Currently some 6,000 Arab residents of Jerusalem are studying Hebrew, and more are registering to attend institutions of higher learning in the Jewish sections of the city. The municipality has established one employment center in east Jerusalem and is planning to build a second one.
“It is dripping into the consciousness that Israel is a reality and that if east Jerusalemites want to improve their lives, they might be willing to pay the price of integration,” Ben Avrahami, the mayor’s advisor for east Jerusalem affairs explained. The city of Jerusalem, he said is working to improve the lives of the Arabs living in the city.
The growing integration of Arabs into the city’s economy has helped stabilize the city due to the “shared interest both sides have in this dual economy,” Marik Shtern, a researcher at the Jerusalem Institute for Israel Studies told Bloomberg.
In September 2016, the Israeli government agreed to allocate 1.41 billion shekels ($374 million) toward building public housing for Israeli Arabs and to lift restrictions from construction on private land, with the goal of facilitating the construction of 30,000 apartments on both public and private land in Arab localities.

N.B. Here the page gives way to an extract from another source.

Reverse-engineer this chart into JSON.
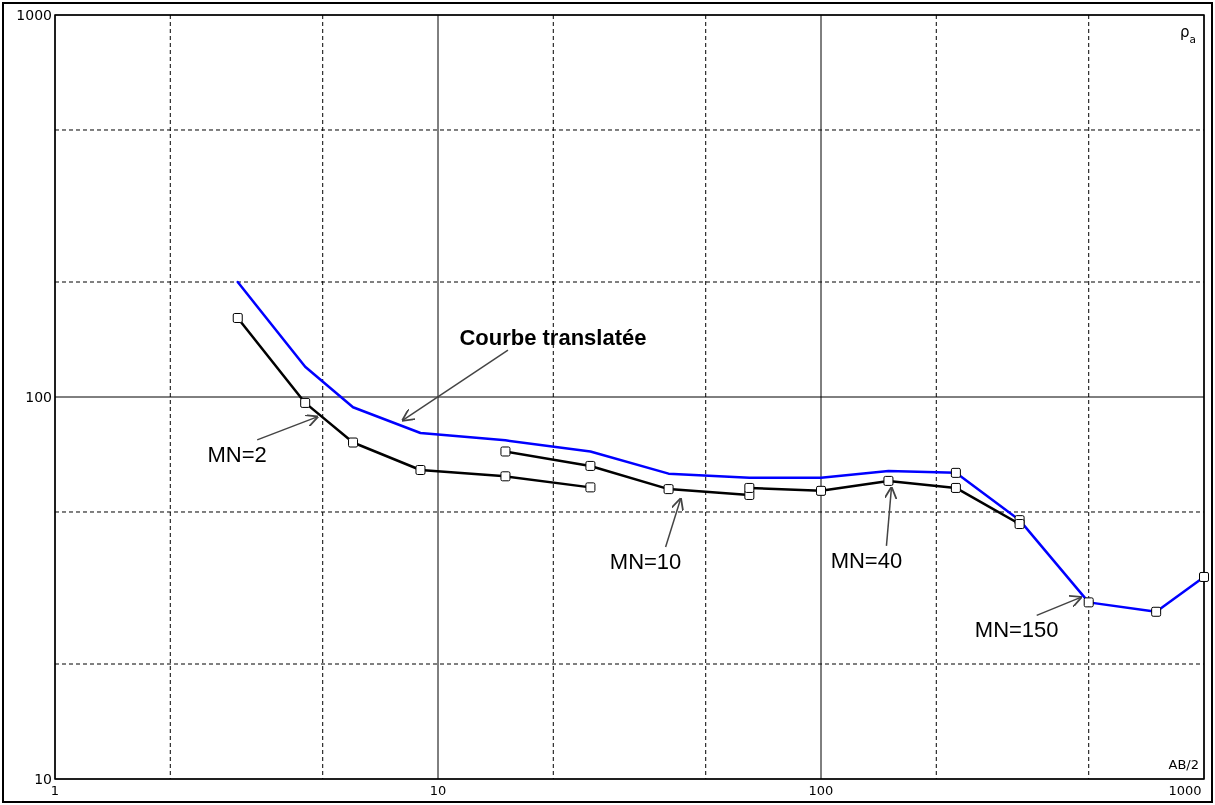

An October 2014 report by economists Robert Cherry and Robert Lerman highlighted some of the efforts undertaken by the Netanyahu government to “[prioritize] economic development in Arab towns.” Among the initiatives they mentioned were the establishment of employment offices and industrial parks in Arab towns. In addition, Cherry and Lerman wrote, “the Israeli government developed a five-year plan for Arab education and established a special unit in the prime minister’s office to promote economic development in the Arab community.”